Thirty families living alongside a Phnom Penh railroad are still calling on municipal authorities to allow them to keep living in the capital after being forced to relocate outside of the city.
On Monday, fifteen people representing half of the affected families gathered in front of Phnom Penh City Hall asking for governor Khuong Sreng to intervene, saying they will not leave the capital.
Kov Sarun, a resident in Village 17 whose house has been significantly affected by a new road being built alongside the tracks, said that the families have asked for land in Russei Keo district where most of the railway community families who have been evicted have already relocated.
“We will not move out of Phnom Penh, it is far from the city, there is not enough infrastructure, there is no clean water — so how can we survive?” he said. “We cannot go and live there. If we go it is like we are starting a new life, and this word [starting a new life] is used only for the Pol Pot era.”
Sarun said that although members of the community have asked to meet with the governor on multiple occasions, they were always turned away due to the ongoing COVID-19 pandemic. The affected families are being required to relocate to Kandal province, about 20 kilometers from Phnom Penh.
He said only three villagers were allowed to meet with a City Hall official on Monday. The official asked community members to bring the matter to the Tuol Kork district governor on Friday this week.
Phnom Penh authorities are developing a 12-meter concrete road and drainage system alongside the railway, affecting dozens of families living alongside the track stretching from Tuol Kork district to Daun Penh and Russei Keo. Only families from Tuol Kork have yet to receive a resolution to the dispute.
A letter from the Tuol Kork district office dated August 12, 2020, gave affected families one month to leave. Despite this, the eviction is still pending as authorities fight against the COVID-19 pandemic.
53-year-old widow and mother of three Chhouk Ratana, who is living in Village 16, has been living here since 1990. She said her house has been massively affected by the expanded road along the railroad tracks.
“I have only two meters of land left after a strip between the railway and my home is cut for the road, so I and other households who are completely affected are required to relocate outside the city,” she said. “We already told the authorities that we will not go to the new location in Kandal province. There is no clean water.”

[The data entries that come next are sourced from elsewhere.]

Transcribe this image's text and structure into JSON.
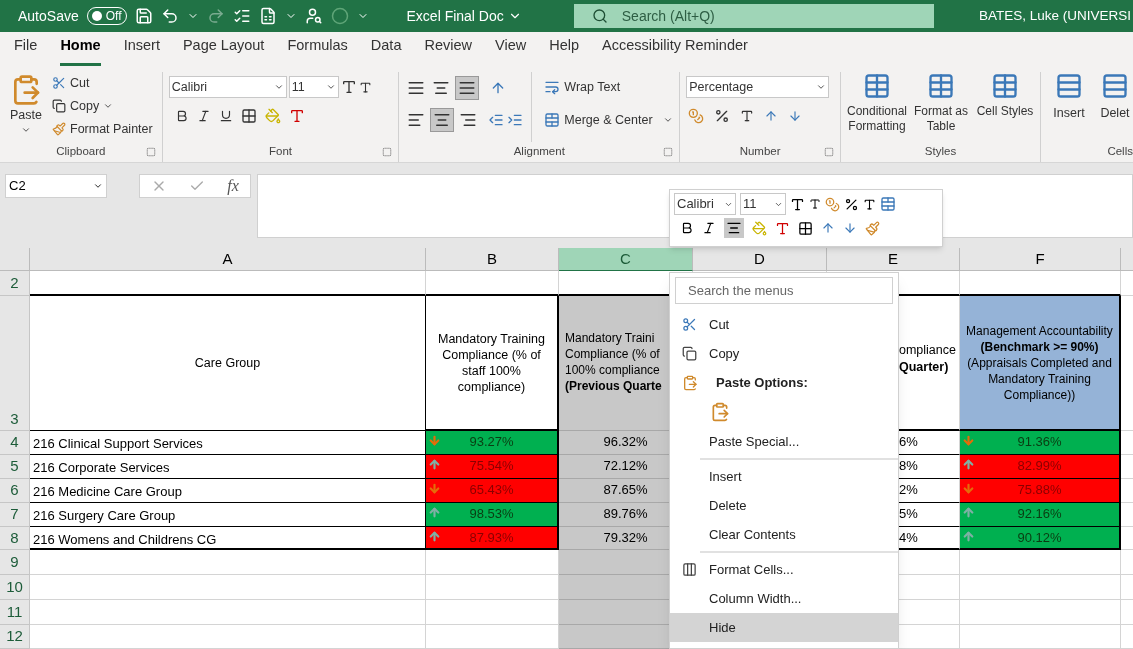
{
  "title_bar": {
    "autosave_label": "AutoSave",
    "autosave": {
      "on": false,
      "label": "Off"
    },
    "redo": {
      "disabled": true
    },
    "document_title": "Excel Final Doc",
    "search": {
      "placeholder": "Search (Alt+Q)"
    },
    "user": "BATES, Luke (UNIVERSI"
  },
  "ribbon_tabs": [
    {
      "label": "File",
      "selected": false
    },
    {
      "label": "Home",
      "selected": true
    },
    {
      "label": "Insert",
      "selected": false
    },
    {
      "label": "Page Layout",
      "selected": false
    },
    {
      "label": "Formulas",
      "selected": false
    },
    {
      "label": "Data",
      "selected": false
    },
    {
      "label": "Review",
      "selected": false
    },
    {
      "label": "View",
      "selected": false
    },
    {
      "label": "Help",
      "selected": false
    },
    {
      "label": "Accessibility Reminder",
      "selected": false
    }
  ],
  "clipboard": {
    "paste": "Paste",
    "cut": "Cut",
    "copy": "Copy",
    "format_painter": "Format Painter",
    "label": "Clipboard"
  },
  "font": {
    "name": "Calibri",
    "size": "11",
    "label": "Font"
  },
  "alignment": {
    "vertical": [
      {
        "kind": "top",
        "selected": false
      },
      {
        "kind": "middle",
        "selected": false
      },
      {
        "kind": "bottom",
        "selected": true
      }
    ],
    "horizontal": [
      {
        "kind": "left",
        "selected": false
      },
      {
        "kind": "center",
        "selected": true
      },
      {
        "kind": "right",
        "selected": false
      }
    ],
    "wrap_text": "Wrap Text",
    "merge": "Merge & Center",
    "label": "Alignment"
  },
  "number": {
    "format": "Percentage",
    "label": "Number"
  },
  "styles": {
    "buttons": [
      "Conditional Formatting",
      "Format as Table",
      "Cell Styles"
    ],
    "label": "Styles"
  },
  "cells": {
    "buttons": [
      "Insert",
      "Delet"
    ],
    "label": "Cells"
  },
  "formula_bar": {
    "name_box": "C2",
    "function_label": "fx"
  },
  "columns": [
    {
      "letter": "A",
      "selected": false
    },
    {
      "letter": "B",
      "selected": false
    },
    {
      "letter": "C",
      "selected": true
    },
    {
      "letter": "D",
      "selected": false
    },
    {
      "letter": "E",
      "selected": false
    },
    {
      "letter": "F",
      "selected": false
    }
  ],
  "row_numbers": [
    "2",
    "3",
    "4",
    "5",
    "6",
    "7",
    "8",
    "9",
    "10",
    "11",
    "12"
  ],
  "table_header": {
    "care_group": "Care Group",
    "b": "Mandatory Training Compliance (% of staff 100% compliance)",
    "c_lines": [
      "Mandatory Traini",
      "Compliance (% of",
      "100% compliance",
      "**(Previous Quarte**"
    ],
    "e_lines": [
      "ompliance",
      "**Quarter)**"
    ],
    "f": "Management Accountability **(Benchmark >= 90%)** (Appraisals Completed and Mandatory Training Compliance))"
  },
  "table_rows": [
    {
      "care_group": "216 Clinical Support Services",
      "b": {
        "value": "93.27%",
        "rising": false,
        "on_target": true
      },
      "c": "96.32%",
      "e": "6%",
      "f": {
        "value": "91.36%",
        "rising": false,
        "on_target": true
      }
    },
    {
      "care_group": "216 Corporate Services",
      "b": {
        "value": "75.54%",
        "rising": true,
        "on_target": false
      },
      "c": "72.12%",
      "e": "8%",
      "f": {
        "value": "82.99%",
        "rising": true,
        "on_target": false
      }
    },
    {
      "care_group": "216 Medicine Care Group",
      "b": {
        "value": "65.43%",
        "rising": false,
        "on_target": false
      },
      "c": "87.65%",
      "e": "2%",
      "f": {
        "value": "75.88%",
        "rising": false,
        "on_target": false
      }
    },
    {
      "care_group": "216 Surgery Care Group",
      "b": {
        "value": "98.53%",
        "rising": true,
        "on_target": true
      },
      "c": "89.76%",
      "e": "5%",
      "f": {
        "value": "92.16%",
        "rising": true,
        "on_target": true
      }
    },
    {
      "care_group": "216 Womens and Childrens CG",
      "b": {
        "value": "87.93%",
        "rising": true,
        "on_target": false
      },
      "c": "79.32%",
      "e": "4%",
      "f": {
        "value": "90.12%",
        "rising": true,
        "on_target": true
      }
    }
  ],
  "mini_toolbar": {
    "font": "Calibri",
    "size": "11",
    "center_selected": true
  },
  "context_menu": {
    "search": {
      "placeholder": "Search the menus"
    },
    "items": [
      {
        "kind": "cut",
        "label": "Cut",
        "selected": false
      },
      {
        "kind": "copy",
        "label": "Copy",
        "selected": false
      },
      {
        "kind": "heading",
        "label": "Paste Options:"
      },
      {
        "kind": "paste"
      },
      {
        "kind": "command",
        "label": "Paste Special...",
        "selected": false
      },
      {
        "kind": "divider"
      },
      {
        "kind": "command",
        "label": "Insert",
        "selected": false
      },
      {
        "kind": "command",
        "label": "Delete",
        "selected": false
      },
      {
        "kind": "command",
        "label": "Clear Contents",
        "selected": false
      },
      {
        "kind": "divider"
      },
      {
        "kind": "format",
        "label": "Format Cells...",
        "selected": false
      },
      {
        "kind": "command",
        "label": "Column Width...",
        "selected": false
      },
      {
        "kind": "command",
        "label": "Hide",
        "selected": true
      }
    ]
  }
}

Sarun told CamboJA that people whose houses have been partially affected by the roadworks have already received land titles to their existing properties, but the families whose properties have been wholly affected have not yet received any new notice. He said that some families are demanding compensation in cash instead.

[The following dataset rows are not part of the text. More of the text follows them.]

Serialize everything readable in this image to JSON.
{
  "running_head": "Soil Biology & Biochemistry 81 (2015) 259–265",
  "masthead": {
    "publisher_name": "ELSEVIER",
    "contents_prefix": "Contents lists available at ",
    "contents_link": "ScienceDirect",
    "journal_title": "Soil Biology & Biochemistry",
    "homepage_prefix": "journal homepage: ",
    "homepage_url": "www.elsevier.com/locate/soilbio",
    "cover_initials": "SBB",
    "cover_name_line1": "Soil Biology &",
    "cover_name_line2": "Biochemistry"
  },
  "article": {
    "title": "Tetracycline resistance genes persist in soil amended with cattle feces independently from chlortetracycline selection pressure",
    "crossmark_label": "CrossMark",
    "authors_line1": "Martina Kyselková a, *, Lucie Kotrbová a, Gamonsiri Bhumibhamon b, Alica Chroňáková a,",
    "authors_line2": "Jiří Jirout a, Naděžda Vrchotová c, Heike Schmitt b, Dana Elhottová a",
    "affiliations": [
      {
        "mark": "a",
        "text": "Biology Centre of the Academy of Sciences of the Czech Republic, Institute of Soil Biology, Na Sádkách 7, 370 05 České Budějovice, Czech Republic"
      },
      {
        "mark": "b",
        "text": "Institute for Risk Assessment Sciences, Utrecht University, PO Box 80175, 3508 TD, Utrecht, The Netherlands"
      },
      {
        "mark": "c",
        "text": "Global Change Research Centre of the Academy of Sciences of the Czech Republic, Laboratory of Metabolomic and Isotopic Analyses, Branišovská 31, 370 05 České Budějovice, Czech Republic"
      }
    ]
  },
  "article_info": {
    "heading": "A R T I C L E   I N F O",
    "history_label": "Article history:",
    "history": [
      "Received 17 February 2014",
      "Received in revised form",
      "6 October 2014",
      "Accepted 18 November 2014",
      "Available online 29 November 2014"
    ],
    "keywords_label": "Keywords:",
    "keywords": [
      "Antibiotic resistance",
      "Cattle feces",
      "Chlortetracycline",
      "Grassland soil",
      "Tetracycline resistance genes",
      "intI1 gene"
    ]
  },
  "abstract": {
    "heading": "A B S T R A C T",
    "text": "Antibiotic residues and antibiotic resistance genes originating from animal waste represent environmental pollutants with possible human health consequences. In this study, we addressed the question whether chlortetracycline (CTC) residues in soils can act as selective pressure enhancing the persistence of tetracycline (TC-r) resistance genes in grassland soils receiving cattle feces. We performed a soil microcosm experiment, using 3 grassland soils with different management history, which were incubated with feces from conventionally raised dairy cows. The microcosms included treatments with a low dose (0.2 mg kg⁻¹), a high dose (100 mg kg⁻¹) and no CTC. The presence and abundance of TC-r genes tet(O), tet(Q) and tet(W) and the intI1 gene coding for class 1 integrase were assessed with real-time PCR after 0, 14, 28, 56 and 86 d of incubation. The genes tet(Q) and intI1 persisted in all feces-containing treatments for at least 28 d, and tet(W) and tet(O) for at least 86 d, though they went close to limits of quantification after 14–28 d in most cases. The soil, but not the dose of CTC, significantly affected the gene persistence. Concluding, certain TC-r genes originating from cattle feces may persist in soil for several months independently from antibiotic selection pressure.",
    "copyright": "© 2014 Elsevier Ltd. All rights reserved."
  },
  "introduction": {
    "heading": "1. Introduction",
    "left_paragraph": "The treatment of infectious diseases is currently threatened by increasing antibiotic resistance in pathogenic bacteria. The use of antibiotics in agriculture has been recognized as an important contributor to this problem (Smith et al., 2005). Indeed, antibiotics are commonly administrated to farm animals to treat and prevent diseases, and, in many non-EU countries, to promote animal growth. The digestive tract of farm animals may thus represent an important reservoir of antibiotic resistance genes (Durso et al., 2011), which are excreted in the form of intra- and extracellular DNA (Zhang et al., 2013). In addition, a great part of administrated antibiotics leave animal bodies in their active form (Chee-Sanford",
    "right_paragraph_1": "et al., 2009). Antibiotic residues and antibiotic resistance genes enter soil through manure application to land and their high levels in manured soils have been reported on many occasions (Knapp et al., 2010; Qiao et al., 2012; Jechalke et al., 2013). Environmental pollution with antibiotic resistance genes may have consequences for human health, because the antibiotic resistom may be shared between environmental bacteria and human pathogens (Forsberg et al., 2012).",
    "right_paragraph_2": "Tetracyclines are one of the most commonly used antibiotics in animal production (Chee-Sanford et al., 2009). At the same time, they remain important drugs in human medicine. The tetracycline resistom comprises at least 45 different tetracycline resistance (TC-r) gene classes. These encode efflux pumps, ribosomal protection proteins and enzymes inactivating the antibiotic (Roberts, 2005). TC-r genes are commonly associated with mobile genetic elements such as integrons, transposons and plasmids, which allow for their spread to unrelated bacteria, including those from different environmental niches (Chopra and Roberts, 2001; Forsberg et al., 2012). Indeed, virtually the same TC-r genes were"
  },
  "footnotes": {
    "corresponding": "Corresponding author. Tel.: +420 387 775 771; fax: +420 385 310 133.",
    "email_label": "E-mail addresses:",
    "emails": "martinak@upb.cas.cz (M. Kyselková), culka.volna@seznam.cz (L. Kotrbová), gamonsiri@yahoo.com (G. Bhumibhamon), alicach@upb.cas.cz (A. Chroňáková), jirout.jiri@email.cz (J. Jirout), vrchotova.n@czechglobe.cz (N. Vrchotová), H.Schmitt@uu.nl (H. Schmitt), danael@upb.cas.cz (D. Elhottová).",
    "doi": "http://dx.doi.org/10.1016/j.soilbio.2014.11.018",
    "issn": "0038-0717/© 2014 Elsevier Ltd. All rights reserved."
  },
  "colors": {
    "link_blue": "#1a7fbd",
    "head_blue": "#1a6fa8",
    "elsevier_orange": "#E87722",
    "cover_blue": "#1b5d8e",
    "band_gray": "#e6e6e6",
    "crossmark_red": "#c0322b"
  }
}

Taing Leang Kry, the City Hall official in charge of solving land disputes in Phnom Penh who met with people on Monday, declined to comment, referring questions to the municipal spokesman. City Hall spokesman Meth Measpheakdey could not be reached for comment.
More than 50 communities and a total of more than 40,000 people have been evicted from Phnom Penh since the 1980s, often without proper compensation, according to land rights group Sahmakum Teang Tnaut (STT).

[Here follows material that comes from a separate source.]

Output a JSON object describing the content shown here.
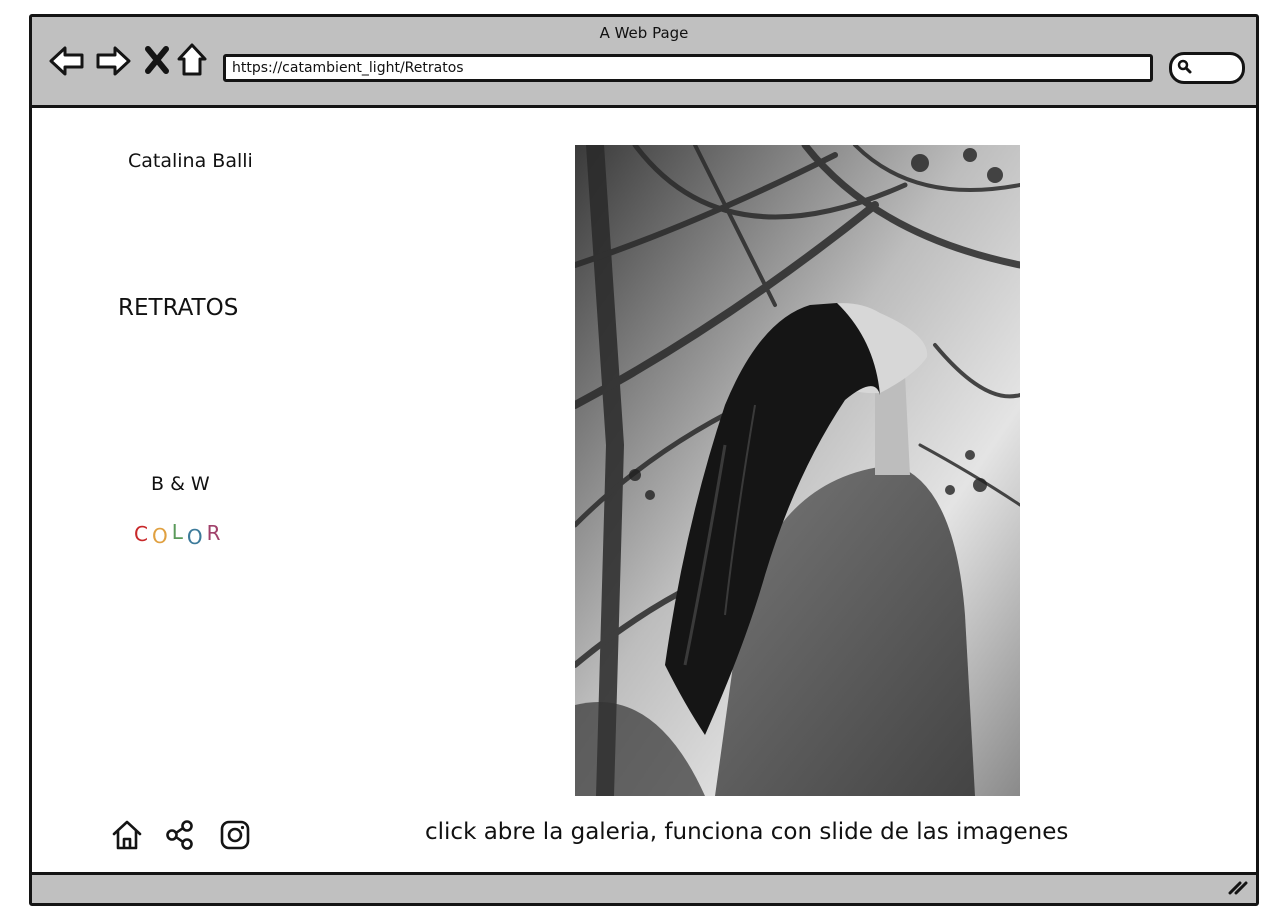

“Indebtedness, loss of livelihood, physical harm and lack of access to healthcare and education services are just some of the abuses which families have had to endure in their fight,” STT said in the 2020 report Eviction and Relocation.
Am Sam Ath, deputy director of local rights group Licadho, told CamboJA last month that civil society organizations have called on authorities to prepare proper infrastructure at relocation sites before moving people.
“We have noticed that people don’t want to move to new places where there is no proper infrastructure such as roads, clean water, electricity, especially toilets,” he said. “When they see enough infrastructure, they will go, but if they are left without infrastructures, this is why they do not want to go.”